No to double standards on human rights

In the last month there has been comprehensive coverage in newspapers, TV and online on the violations of human rights by China concerning the Uighur nationality in the Xinjiang province in North West China. The allegations range from the detention of Uighurs, mostly young men and women in the so called re-education facilities, to the forced sterilisation of women. The highlight of this was the grilling of the Chinese ambassador on the Andrew Marr show on Sunday 9th July. The audience was shown a video clip of blindfolded individuals rounded up by uniformed Chinese forces. The Chines ambassador had the default answer that China had faced terrorism in the province and was responding to a security threat. Furthermore, that the Uighur and Chinese peoples lived in harmony in the province. These allegations are extremely grave and China needs to be held to account.

Consider Kashmir in India. It is one of the most militarised regions in the world. For decades there has been a long record of human rights violations in the region. The abuses range from mass killings, enforced disappearances, torture, rape and sexual abuse to political repression and the suppression of freedom of speech.

The west has never held India to account for these violations. As usual the Indian government is using the same trope that there are terrorist activity and security threats to justify its policy and actions. The Indian army have a ‘free pass’ in the Armed Forces Protection Act which gives all its soldiers total immunity.

In 2015, Prime Minister Modi was welcomed in London, over a decade after the Gujarat massacre in 2002. He was accorded the honour of speaking in Parliament by PM Cameron and signed deals worth £9 bn between British and Indian firms. He visited Trump in the US and Trump in return visited India in 2020 with much fanfare. At that time mobs attacked the Muslim community in the north east of Delhi. At no time, Trump has ever expressed any concerns over India for its criminalisation of Muslims by vigilantes given a free licence by the BJP government. It is the only country in the world where Muslims are lynched. Human rights defenders are locked up and some journalists critical of the government have been killed.

Moving west first to Pakistan, its army has been involved in a counterinsurgency campaign in Balochistan. This involves treating the entire Baloch population as terrorist suspects. Disappearances of individuals and killings are common. Afghanistan’s long war has been mired with human rights violations with missiles targeting wedding parties, night time raids by US and British forces killing innocents, incarcerations and so on.

These violations are rarely reported in our media compared to the focus on Iran which is always subject to intense criticism on human rights. During the invasion of Iraq from 2003 and its subsequent occupation, the US and British forces committed gross violations of human rights – the murder and rapes in the town of Haditha, the torture and humiliations in Abu Ghraib, the repeated bombings of Fallujah and many other towns where civilians were killed and displaced. All these have now been erased from history and displaced by the horror of the Islamic State.

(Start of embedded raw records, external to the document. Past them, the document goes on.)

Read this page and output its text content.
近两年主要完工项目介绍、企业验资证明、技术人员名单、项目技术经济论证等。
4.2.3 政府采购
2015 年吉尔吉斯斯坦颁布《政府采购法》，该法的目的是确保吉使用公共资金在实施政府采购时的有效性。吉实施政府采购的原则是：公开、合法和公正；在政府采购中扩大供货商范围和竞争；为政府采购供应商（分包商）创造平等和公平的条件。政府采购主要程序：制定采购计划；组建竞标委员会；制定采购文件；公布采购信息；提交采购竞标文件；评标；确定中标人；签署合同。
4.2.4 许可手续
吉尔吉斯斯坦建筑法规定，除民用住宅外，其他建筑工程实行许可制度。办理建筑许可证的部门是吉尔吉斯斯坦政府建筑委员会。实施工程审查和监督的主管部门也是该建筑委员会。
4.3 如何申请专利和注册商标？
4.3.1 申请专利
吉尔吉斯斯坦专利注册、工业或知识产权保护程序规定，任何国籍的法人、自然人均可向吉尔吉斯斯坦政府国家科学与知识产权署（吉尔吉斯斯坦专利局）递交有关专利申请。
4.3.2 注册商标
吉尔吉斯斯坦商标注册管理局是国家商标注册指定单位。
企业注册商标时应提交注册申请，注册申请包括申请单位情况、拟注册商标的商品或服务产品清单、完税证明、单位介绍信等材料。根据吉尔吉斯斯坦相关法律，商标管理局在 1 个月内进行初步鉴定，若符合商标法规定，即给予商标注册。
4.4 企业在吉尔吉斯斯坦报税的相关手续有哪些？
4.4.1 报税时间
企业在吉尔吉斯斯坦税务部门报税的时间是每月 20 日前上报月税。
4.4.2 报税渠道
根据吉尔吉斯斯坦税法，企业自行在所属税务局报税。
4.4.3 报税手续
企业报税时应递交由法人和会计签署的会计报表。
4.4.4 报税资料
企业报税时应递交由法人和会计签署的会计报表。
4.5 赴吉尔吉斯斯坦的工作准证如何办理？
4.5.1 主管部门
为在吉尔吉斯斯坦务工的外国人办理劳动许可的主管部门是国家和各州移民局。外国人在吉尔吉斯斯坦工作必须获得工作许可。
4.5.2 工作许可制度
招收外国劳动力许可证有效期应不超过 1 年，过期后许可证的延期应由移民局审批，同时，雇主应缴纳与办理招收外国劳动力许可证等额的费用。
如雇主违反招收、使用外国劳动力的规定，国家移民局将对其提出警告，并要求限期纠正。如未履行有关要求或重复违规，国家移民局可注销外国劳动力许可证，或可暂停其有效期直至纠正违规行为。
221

Similarly, Syria has come under relentless criticism for its violations of human rights and war crimes. But it is rare to see Turkey being criticised for ravaging cities and towns in its southeast using the alibi of fighting Kurdish terrorism. Its occupation of parts of North East Syria has led to widespread displacement of civilians and ethnic cleansing. Similarly Egypt under Sisi, who took over after the uprising in 2011 and the brief rule by Morsi, where imprisonment, torture and show trials are common place.

Finally, Israel. There has a long record of the Israeli defence forces’ and security services’ involvement in torture, killings, imprisonment, bombings and the collective punishment of families with their homes being demolished. These include night raids to round up children, forcing confessions from them and the imprisonment of children without any legal representation.

Following 9/11, following a resolution by the UN Security Council, all governments rushed to pass draconian anti-terrorism laws which were used to suppress dissent and opposition. Internationally there was a complete failure by the Security Council to ensure that these terrorism laws would not violate the provisions of international human rights law.

There is a desperate need to strengthen international human rights across the world. This should be done consistently in accordance with the Universal Declaration of Human Rights which was proclaimed by the UN General Assembly in 1948. Past experience since World War II shows that for decades human rights have been used for geo-political interests.

During the Cold War, Western governments and the media highlighted the violations of human rights in the Soviet Union and the Warsaw Pact countries, while ignoring widespread abuses of human rights in Latin American countries under military dictatorships with close relationship with the United States.

Noam Chomsky has consistently exposed these double standards over decades. Such double standards have seriously undermined the upholding of universal human rights across the world. It is high time that we spoke out boldly against them and demand that such double standards are abandoned.

All countries which violate human rights law should be held to account stringently. Our media have a key role to play in this and are failing because of their compliance with British foreign policy. The alternative media and social platforms should take up the banner because that it is the morally right thing to do.

Minimal moral integrity requires that not only should China be held to account for violating human rights, but also all the Western allies who commit human rights violations. The main stream media should stop condoning the violations of human rights by India, Pakistan, Turkey, Egypt and Israel forthwith.